Выкопав в гараже сток для нечистот, я положила на землю доски и солому, потом перетащила из хлева вторую кровать, что служила Бычку кормушкой; привыкнуть к потемкам я не смогла, поэтому пропилила в дощатой стене отверстие и застеклила его, укрепив рейками стекло, взятое в одной из комнат. Теперь в гараже стало по крайней мере светло. Потом проконопатила щели в стенах мхом и землей, наполнила кормушку сеном и поставила ушат с водой. А потом привела Бычка. Ни его, ни меня переселение не осчастливило. Он стоял, грустно опустив большую голову и тупо уставясь в пол, ничему не противился. Он не сделал ничего плохого и был наказан за то, что вырос. Не в силах больше слышать рев матери и сына, я ушла с Луксом в лес. Теперь на мою долю приходилось вдвое больше работы и чувство, что я поступаю жестоко. У бедняг не было ничего, кроме друг друга и бесконечной таинственной беседы их теплых тел. Я надеялась, что у Беллы будет теленок и одиночество ее закончится. Положение Бычка было безнадежно.

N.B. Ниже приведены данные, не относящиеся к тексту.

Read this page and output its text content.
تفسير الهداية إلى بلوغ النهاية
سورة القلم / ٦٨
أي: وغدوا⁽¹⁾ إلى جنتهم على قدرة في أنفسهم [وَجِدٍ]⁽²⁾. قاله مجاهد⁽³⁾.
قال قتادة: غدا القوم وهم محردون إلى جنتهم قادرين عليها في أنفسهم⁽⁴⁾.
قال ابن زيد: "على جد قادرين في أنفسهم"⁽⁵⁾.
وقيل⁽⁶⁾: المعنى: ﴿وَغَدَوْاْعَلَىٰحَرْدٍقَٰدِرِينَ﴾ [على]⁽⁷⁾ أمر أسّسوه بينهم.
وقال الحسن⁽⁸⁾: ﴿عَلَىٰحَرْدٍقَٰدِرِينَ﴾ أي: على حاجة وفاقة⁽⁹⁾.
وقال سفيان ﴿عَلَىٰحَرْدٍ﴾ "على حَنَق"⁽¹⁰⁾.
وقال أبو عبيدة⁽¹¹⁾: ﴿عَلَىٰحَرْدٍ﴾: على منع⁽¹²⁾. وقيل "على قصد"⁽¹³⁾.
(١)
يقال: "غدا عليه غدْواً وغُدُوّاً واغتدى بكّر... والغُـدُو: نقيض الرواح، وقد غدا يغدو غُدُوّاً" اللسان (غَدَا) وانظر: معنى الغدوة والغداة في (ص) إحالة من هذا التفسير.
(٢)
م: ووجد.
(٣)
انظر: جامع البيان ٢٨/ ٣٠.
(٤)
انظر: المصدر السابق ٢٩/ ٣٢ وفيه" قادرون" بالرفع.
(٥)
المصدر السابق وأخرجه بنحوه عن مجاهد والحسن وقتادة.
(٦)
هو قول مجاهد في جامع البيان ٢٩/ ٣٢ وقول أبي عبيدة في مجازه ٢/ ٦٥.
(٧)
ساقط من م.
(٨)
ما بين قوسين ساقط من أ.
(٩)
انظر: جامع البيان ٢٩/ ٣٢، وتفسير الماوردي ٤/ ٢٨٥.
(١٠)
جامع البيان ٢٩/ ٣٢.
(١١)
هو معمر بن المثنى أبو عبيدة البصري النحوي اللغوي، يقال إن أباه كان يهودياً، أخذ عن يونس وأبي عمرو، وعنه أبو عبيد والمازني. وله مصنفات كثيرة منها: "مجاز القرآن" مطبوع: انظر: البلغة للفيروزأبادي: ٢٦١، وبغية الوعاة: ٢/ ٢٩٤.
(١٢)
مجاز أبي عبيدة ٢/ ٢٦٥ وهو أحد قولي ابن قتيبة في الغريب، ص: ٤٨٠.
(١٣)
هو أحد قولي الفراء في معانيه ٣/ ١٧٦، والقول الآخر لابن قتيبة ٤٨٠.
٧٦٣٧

Через три недели выяснилось, что то ли Бычок был еще недостаточно взрослым, то ли Белла в результате затянувшегося ожидания больше не могла зачать теленка. По правде говоря, я этого до сих пор не знаю. Когда Белла снова принялась реветь, я отвела к ней Бычка, радостно за мной потопавшего. Все время боялась, что Бычок, чего доброго, искалечит или, не дай Бог, убьет свою маленькую нежную мать. Он словно с цепи сорвался. Но Белла, судя по всему, была другого мнения, это немного успокаивало. Через три недели она взревела снова и страшный спектакль повторился. Но никаких результатов снова не было, и я ума не могла приложить, что же делать. Может, Бычку пока вообще нельзя ничего подобного. Я решила подождать еще пару месяцев. Прежде я легче сносила рев Беллы, теперь же, зная, что могу помочь, не могла его слышать. Мне каждый раз приходилось уходить с Луксом как можно дальше в лес. К тому же Бычок был в страшном возбуждении, я едва отваживалась входить к нему. В промежутках он становился прежним большим благовоспитанным теленком, ласкался ко мне и хотел играть. В последующие месяцы я частенько кляла круговорот зачатий и рождений, превративший мой мирный хлев для матери и дитяти в преисподнюю одиночества и припадков умоисступления.
Теперь уж Белла давно не ревет. То ли она действительно носит теленка, то ли стала слишком старой и ей не осталось ничего, кроме тепла хлева, корма, жвачки да иногда неясных воспоминаний, которые постепенно стираются. После всего, что мы вместе пережили, Белла для меня больше, чем просто корова: обездоленная терпеливая сестра, сносящая свой жребий с большим, чем я, достоинством. Честное слово, я желаю ей теленка. Он продлит срок моего заключения и принесет новые заботы, но Белла должна иметь теленка и быть счастливой, и не мне спрашивать, не нарушит ли он моих планов.
Ноябрь и начало декабря полностью ушли на сооружение нового хлева и треволнения по поводу Беллы и Бычка. Ни о каком зимнем покое и речи не было. Я всегда любила животных, но легкой, неглубокой любовью, как то в обычае у горожан. А когда неожиданно осталась с ними один на один, все вдруг переменилось. Говорят, были узники, приручавшие крыс, пауков и мышей и любившие их. Мне кажется, они вели себя так, как и нужно было в такой ситуации. Границу между человеком и животным очень легко преодолеть. Мы все — одна большая семья, и когда мы одиноки и несчастливы, мы с удовольствием принимаем дружбу дальних родственников. Когда им больно, они страдают, как я, как мне, им нужны еда, тепло и немножко ласки.
К слову говоря, в моих симпатиях мало что от благоразумия. Во сне я рожаю, и отнюдь не только человеческих детей, среди них кошки, собаки, телята, медвежата и вовсе странные мохнатые создания. Все они выходят из меня, и в них нет ничего пугающего или отталкивающего. Странным это выглядит только будучи записано человеческими буквами и человеческими словами. Наверное, такие сны следует записывать камешками на зеленом мху или прутиком на снегу. Но этого пока не дано. Может, я и не проживу столько, чтобы так далеко зайти в перевоплощении. Может, для этого нужно быть гением, но я-то просто человек, утративший свой мир и ищущий мир новый. Путь этот тяжек, и конец его неблизок.